Textiles in America, 1650-1870, Printed Textiles: English and American Cottons and Linens, 1700-1850

Florence Mellowes Montgomery (1914–1998) was an American museologist and art historian, specializing in textiles.

Born Florence Elizabeth Mellowes in Fort Wayne, Indiana, she earned her B.A. from the University of Wisconsin–Madison, followed by a Radcliffe College M.F.A. Montgomery worked in the library of the Art Institute of Chicago prior to her graduate study. She later was an assistant to the director of the Rhode Island School of Design's Museum of Art. She then moved to New York to work at the Metropolitan Museum of Art with Joseph Downs, curator of the American Wing.

In 1946, she married Charles F. Montgomery, with whom she had two children: William Phelps, who went on to become a digital fine artist, and Agnes Nisbet, who died at the age of five. Charles's career spurred two moves, one in 1949 to Delaware and one in 1970 to Connecticut, but did not cut short Montgomery's. When Yale published a posthumous tribute to Charles's career (originally intended to celebrate his retirement), the volume's bibliography and very title acknowledged the professional contributions of his wife and collaborator.

At the Winterthur Museum in Delaware, Montgomery pioneered the training of museum guides. She also taught art history in the influential Program in Early American Culture. For ten years, she served as the assistant curator of textiles.

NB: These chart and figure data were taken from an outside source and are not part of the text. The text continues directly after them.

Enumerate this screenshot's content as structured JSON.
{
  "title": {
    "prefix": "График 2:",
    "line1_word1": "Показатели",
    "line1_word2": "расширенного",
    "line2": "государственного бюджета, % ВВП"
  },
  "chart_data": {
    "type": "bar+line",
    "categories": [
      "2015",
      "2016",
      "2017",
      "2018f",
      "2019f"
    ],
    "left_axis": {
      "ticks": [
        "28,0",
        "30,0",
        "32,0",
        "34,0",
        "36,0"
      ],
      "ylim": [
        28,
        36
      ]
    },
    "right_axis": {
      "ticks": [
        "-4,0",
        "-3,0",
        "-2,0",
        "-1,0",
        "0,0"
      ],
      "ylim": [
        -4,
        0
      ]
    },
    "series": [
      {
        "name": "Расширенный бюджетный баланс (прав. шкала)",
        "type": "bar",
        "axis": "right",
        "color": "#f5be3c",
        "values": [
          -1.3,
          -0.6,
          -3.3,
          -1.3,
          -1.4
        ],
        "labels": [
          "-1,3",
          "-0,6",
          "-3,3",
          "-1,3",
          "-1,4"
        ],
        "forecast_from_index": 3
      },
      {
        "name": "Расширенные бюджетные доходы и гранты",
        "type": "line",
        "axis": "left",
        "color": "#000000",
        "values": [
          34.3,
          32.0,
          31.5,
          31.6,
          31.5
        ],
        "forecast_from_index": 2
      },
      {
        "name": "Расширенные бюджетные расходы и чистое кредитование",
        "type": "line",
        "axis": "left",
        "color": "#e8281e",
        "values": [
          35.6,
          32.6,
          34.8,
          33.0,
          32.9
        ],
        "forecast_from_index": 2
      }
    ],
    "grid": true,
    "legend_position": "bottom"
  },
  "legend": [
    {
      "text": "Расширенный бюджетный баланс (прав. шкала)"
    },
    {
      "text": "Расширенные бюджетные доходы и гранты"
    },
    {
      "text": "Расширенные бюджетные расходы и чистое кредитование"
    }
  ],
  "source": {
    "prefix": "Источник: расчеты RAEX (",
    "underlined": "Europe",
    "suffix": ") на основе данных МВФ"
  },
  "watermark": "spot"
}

Montgomery continued to write, teach, volunteer, and work as a museum consultant until her death. The publication of her historical dictionary of fabrics, Textiles in America, 1650-1870 (1984), was an "event much anticipated" by scholars That volume and her earlier book, Printed Textiles: English and American Cottons and Linens, 1700-1850 (1970), continue to appear on syllabi for courses in material culture and the decorative arts.